An aside: it always strikes us as strange if not a little funny to think of this detail, the man not only sitting up but suddenly speaking. What did he say? But this is not for humor’s sake. During my operation two weeks ago I fully expected to be asleep under anesthesia during the procedure. I wondered beforehand, when I would awaken, if it would be only a few hours since the expected procedure had been successfully performed or a few days later because of a more extensive, unexpected operation. As it was I was actually awake during the whole (boring) thing! Maybe the dead man didn’t know that he had died at all. To awaken being carried in a funeral procession, however, had to be a strange if not disconcerting thing. So certainly he would have at least had some questions.
It was because of who it was that called forth the man from death to life that resurrection happened. For this is the Son of God who came, as the prophet said of Him, “to proclaim good news to the poor…to proclaim liberty to the captives and recovering of sight to the blind, to set at liberty those who are oppressed” (Luke 4:18). And it is because of who it is that has called you forth out of darkness into His marvelous light (1 Peter 2:9), out of death into resurrection life, buried with Him by baptism into death, “in order that, just as Christ was raised from the dead by the glory of the Father, we too might walk in newness of life” (Romans 6:4).
That newness, resurrection life happens already now every time we confess our sins and receive forgiveness, every time love triumphs over revenge and hate, every time faith steadies and holds firmly to all of God’s promises even in the midst of doubt or darkness of circumstance. It is the conviction that believes there is now no condemnation for those who are in Christ Jesus (Rom. 8:1), and that knows, just knows that “neither death nor life, nor angels nor rulers, not things present nor things to come, nor powers, nor height nor depth, nor anything else in all creation, will be able to separate us from the love of God in Christ Jesus our Lord” (Rom. 8:37-39). In that conviction, faith, hope and love we walk through our days in this world to the promised bodily resurrection and life everlasting with Christ.

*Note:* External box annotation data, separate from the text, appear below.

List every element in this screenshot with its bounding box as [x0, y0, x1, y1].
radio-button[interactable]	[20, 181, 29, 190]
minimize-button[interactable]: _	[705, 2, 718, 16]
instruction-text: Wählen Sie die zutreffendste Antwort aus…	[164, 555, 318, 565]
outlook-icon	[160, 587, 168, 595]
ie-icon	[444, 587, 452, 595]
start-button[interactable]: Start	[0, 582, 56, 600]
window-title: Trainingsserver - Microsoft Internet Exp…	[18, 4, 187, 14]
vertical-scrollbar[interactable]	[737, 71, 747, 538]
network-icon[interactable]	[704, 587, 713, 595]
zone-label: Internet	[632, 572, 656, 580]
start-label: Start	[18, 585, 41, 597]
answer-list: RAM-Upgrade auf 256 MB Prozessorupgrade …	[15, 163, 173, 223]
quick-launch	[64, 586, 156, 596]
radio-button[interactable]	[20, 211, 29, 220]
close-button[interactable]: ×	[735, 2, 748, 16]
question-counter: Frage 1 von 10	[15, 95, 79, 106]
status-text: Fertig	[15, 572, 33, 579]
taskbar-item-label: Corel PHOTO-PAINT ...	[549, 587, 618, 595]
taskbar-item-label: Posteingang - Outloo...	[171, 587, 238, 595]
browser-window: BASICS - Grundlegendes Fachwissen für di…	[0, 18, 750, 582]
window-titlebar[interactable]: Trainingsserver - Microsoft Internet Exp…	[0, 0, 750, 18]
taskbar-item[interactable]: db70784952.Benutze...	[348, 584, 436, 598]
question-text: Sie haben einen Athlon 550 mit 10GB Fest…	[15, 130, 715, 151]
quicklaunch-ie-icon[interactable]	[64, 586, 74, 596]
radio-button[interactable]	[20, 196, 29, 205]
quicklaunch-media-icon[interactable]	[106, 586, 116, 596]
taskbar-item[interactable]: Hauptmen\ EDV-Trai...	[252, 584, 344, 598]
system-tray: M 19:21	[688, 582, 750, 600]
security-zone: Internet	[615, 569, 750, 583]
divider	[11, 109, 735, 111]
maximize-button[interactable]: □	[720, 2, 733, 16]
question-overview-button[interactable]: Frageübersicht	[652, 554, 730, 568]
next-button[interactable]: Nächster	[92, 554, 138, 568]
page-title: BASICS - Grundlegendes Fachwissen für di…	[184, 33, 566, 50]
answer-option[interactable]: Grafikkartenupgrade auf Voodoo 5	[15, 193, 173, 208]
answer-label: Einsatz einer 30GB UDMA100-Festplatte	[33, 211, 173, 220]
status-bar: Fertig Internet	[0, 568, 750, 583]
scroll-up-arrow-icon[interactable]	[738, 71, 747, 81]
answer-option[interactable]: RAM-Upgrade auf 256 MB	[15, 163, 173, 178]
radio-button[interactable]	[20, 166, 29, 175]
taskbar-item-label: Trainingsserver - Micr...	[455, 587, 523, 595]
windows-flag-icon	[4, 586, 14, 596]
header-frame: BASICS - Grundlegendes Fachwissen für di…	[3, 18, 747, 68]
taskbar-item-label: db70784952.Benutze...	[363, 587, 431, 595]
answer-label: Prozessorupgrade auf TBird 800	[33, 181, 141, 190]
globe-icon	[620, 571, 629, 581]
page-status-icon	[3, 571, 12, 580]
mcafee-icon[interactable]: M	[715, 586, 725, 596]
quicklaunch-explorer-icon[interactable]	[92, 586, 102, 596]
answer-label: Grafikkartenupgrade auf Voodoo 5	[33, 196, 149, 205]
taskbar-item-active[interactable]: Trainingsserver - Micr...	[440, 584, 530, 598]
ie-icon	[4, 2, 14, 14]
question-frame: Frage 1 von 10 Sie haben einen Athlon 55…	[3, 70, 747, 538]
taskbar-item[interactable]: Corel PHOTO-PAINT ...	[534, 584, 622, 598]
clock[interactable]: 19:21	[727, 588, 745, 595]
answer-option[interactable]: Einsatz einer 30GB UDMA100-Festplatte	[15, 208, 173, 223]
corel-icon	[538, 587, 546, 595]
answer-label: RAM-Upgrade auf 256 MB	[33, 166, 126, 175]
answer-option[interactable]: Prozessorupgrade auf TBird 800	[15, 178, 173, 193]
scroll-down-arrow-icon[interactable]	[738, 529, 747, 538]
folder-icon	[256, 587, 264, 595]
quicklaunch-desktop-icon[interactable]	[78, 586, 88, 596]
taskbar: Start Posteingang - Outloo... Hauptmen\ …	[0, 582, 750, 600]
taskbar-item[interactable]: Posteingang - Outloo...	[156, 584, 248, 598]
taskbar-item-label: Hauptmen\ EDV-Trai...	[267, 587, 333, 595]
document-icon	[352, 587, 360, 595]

Heaven on earth. It happens every time we gather, whether here or wherever, in the name of the Father and of the Son and of the Holy Spirit, as we hear the life-giving Word of the Gospel, as we receive faith’s sustenance in Christ’s sacramental body and blood, and God’s continued promise and benediction of love. It is the difference between only hearing about the resurrection and actually living in its liberation, freedom and newness now by faith even as “we look for the resurrection of the dead and the life of the world to come.”